Célébrée chaque 23 avril, la journée mondiale du livre et du droit d’auteur justifie à suffisance l’importance de la lecture dans la vie des enfants et des adultes en ce temps de Cov id-19, dixit Bidoung Mpkatt, ministre des Arts et de la Culture lors de la célébration de la 26èmejounée à elle dédiée. Une habitude qui tend à disparaitre.
Le coût serait-il l’une des raisons de l’abandon de la lecture par les camerounais ? Constat fait hier après un tour dans quelques librairies. À la librairie des Peuples Noirs située dans l’arrondissement de Yaoundé 1 au lieu-dit « Face Sni », c’est à peine une dizaine de personnes qui consultent les rayons des livres. Arborant leur cache-nez, chacun recherche un ouvrage précis. « Je voudrais des ouvrages sur l’histoire du Cameroun », confie un client. Même ambiance aux Editions Clés, sis au quartier Warda, arrondissement de Yaoundé 2 où des livres démontrent à suffire l’absence des lecteurs. À la librairiepapeterie Noulipap, située à la Montée Anne Rouge, le diagnostic est le même. Seul le point de monnaie électronique est véritablement en fonction. Le rayon du livre et des fournitures scolaires est désespérément vide. C’est à croire que les camerounais redoutent les livres dont le stock est pourtant impressionnant.

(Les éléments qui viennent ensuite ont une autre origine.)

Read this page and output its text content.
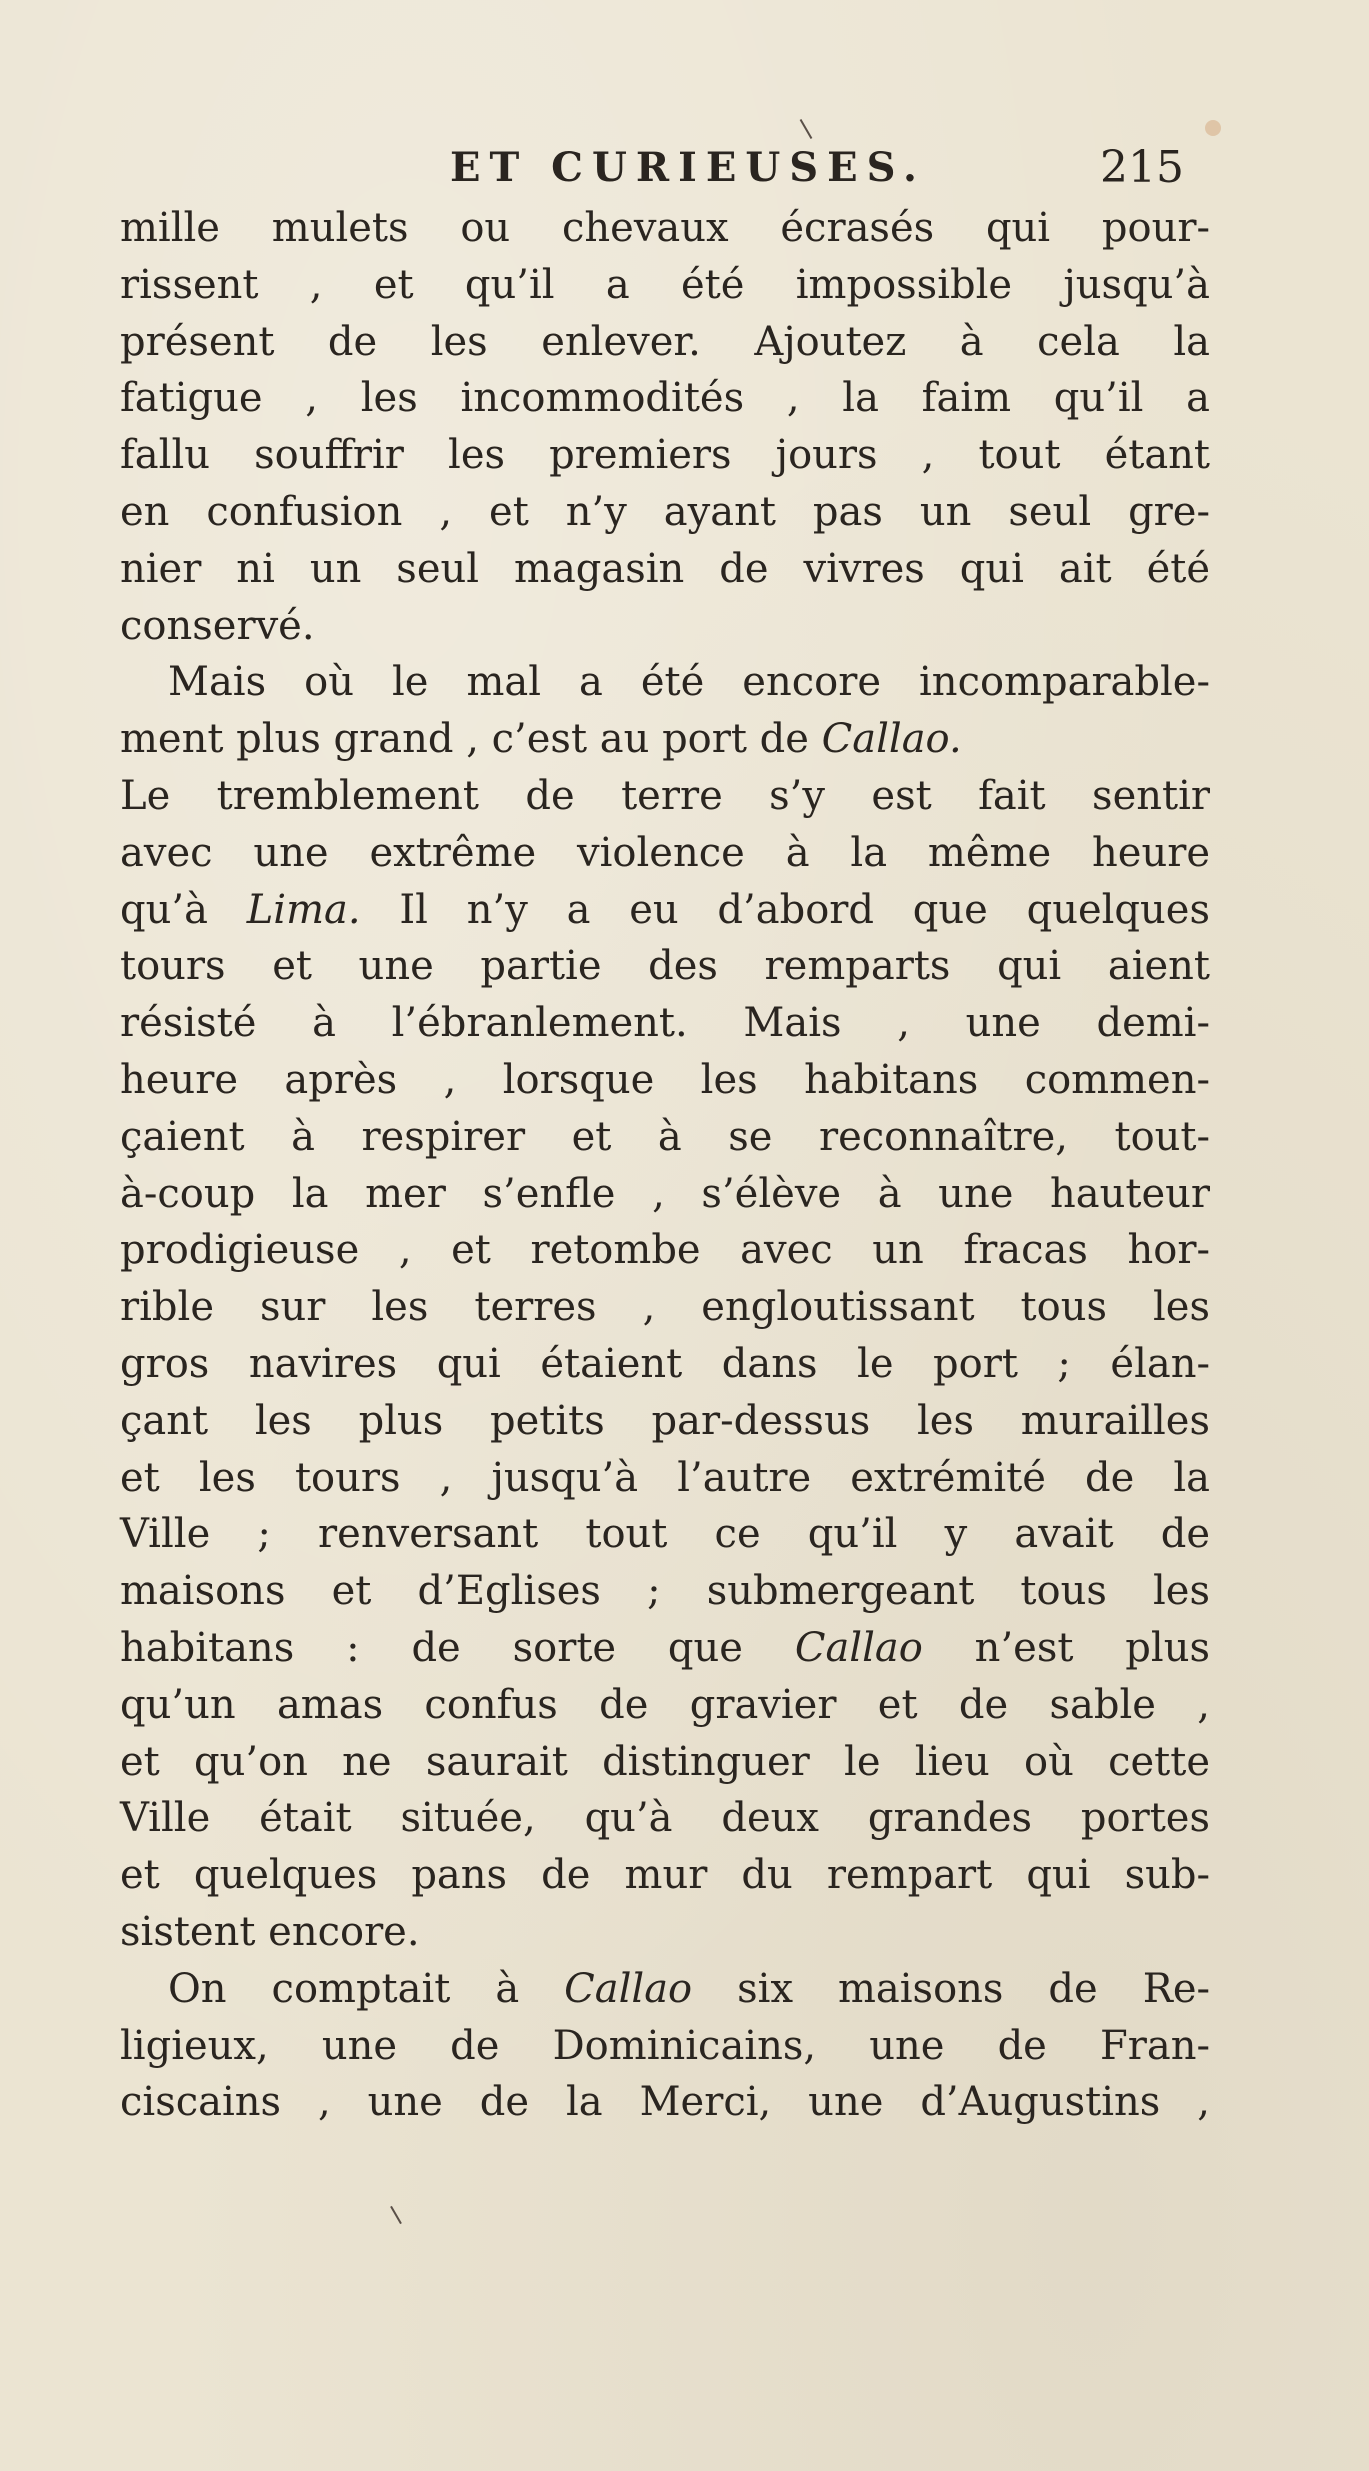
ET CURIEUSES.	215
mille mulets ou chevaux écrasés qui pour-
rissent , et qu’il a été impossible jusqu’à
présent de les enlever. Ajoutez à cela la
fatigue , les incommodités , la faim qu’il a
fallu souffrir les premiers jours , tout étant
en confusion , et n’y ayant pas un seul gre-
nier ni un seul magasin de vivres qui ait été
conservé.
Mais où le mal a été encore incomparable-
ment plus grand , c’est au port de Callao.
Le tremblement de terre s’y est fait sentir
avec une extrême violence à la même heure
qu’à Lima. Il n’y a eu d’abord que quelques
tours et une partie des remparts qui aient
résisté à l’ébranlement. Mais , une demi-
heure après , lorsque les habitans commen-
çaient à respirer et à se reconnaître, tout-
à-coup la mer s’enfle , s’élève à une hauteur
prodigieuse , et retombe avec un fracas hor-
rible sur les terres , engloutissant tous les
gros navires qui étaient dans le port ; élan-
çant les plus petits par-dessus les murailles
et les tours , jusqu’à l’autre extrémité de la
Ville ; renversant tout ce qu’il y avait de
maisons et d’Eglises ; submergeant tous les
habitans : de sorte que Callao n’est plus
qu’un amas confus de gravier et de sable ,
et qu’on ne saurait distinguer le lieu où cette
Ville était située, qu’à deux grandes portes
et quelques pans de mur du rempart qui sub-
sistent encore.
On comptait à Callao six maisons de Re-
ligieux, une de Dominicains, une de Fran-
ciscains , une de la Merci, une d’Augustins ,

Aucun parent ou élève à la quête d’œuvres littéraires. « Nous n’avons aucune affluence sur ce rayon lors des préparatifs de la rentrée scolaire et les premiers mois d’école », déclare la responsable de ces rayons. Pourtant nécessaire dans l’aboutissement d’un cursus scolaire voire universitaire irréprochable, la lecture de nos jours est en voie de disparition. Une préoccupation dont le Professeur Jean Emmanuel Pondi, écrivain camerounais a semblé apporter des solutions dans un article de presse dans le quotidien Mutations le 24 avril 2018. « Je pense qu’il faudrait mettre à cela deux choses : premièrement, l’idée que la lecture doit être une lecture utile pour l’école. Deuxièmement, le virus de la lecture, j’insiste sur le mot virus (parce que nous sommes piqués par le virus de la lecture), s’acquière quand on est très jeune entre 5 et 9 ans. C’est là qu’on acquière l’habitude de la lecture. Pourquoi est ce que les enfants n’ont pas l’habitude de la lecture ? C’est parce que la plupart des parents ne lisent pas. Étant un exemple pour leurs enfants, ces derniers répètent les mêmes gestes y compris celui de la lecture. Tandis que lorsqu’un parent a l’habitude de lire des ouvrages, des journaux, eh bien, il y a beaucoup de chances que l’enfant suive cette voie ».
Produit culturel
Malheureusement cette cherté du livre avancée par de nombreux parents ne saurait donner cet argument pour l’achat d’un accessoire de beauté, téléphone ou voiture, bref des objets matériels au détriment du livre, un produit culturel. « Toutes les formes d’excuses sont apportées : nous sommes en train de chercher la vie, les temps sont durs et surtout le livre est cher », ajoute le Professeur. Des justificatifs non acceptables à cette ère de la digitalisation où des versions numériques du livre sont à la portée de tous via les réseaux sociaux. C’est ainsi que procède désormais la poignée de lecteurs camerounais. « Plus besoin de se rentre dans une librairie ou bibliothèque pour acheter un livre, il me suffit juste de télécharger sa version numérique dans mon téléphone ou mon ordinateur », confie Astrid, lecteur. Créée en 1995, la journée mondiale du livre et du droit d’auteur célébrée chaque 23 avril est une journée initiée par l’Unesco en mémoire du 23 avril 1616, date de décès de trois grands auteurs que sont William Shakespeare, Miguel de Cervantes et Inca Garcilaso de la Vega.
Dans une tribune parvenue à notre rédaction, l’écrivain Ngon II écrit : « aujourd’hui malheureusement, très peu de best-sellers existent. Dans le passé, les africains écrivaient peut être pour leurs peuples colonisés et demeurés analphabètes, mais ils écrivaient surtout en signe de dissidence avec le colon au sujet du colonialisme. Aujourd’hui, l’écrivain africain veut écrire pour son public et non pour satisfaire des lecteurs lointains. Attitude qui n’intéresse pas les éditeurs. Aujourd’hui, nous avons des écrivains envoûteurs – marionnettistes au service d’une littérature ensorcelée – ventriologique. A cause de cela, ils ont versé dans une logique vulnocratique. Pourtant, les écrivains doivent éviter de continuer à confondre les rôles d’écrivain et de tribun. Leur vocation et leur travail doivent d’abord consister à écrire de bons livres ».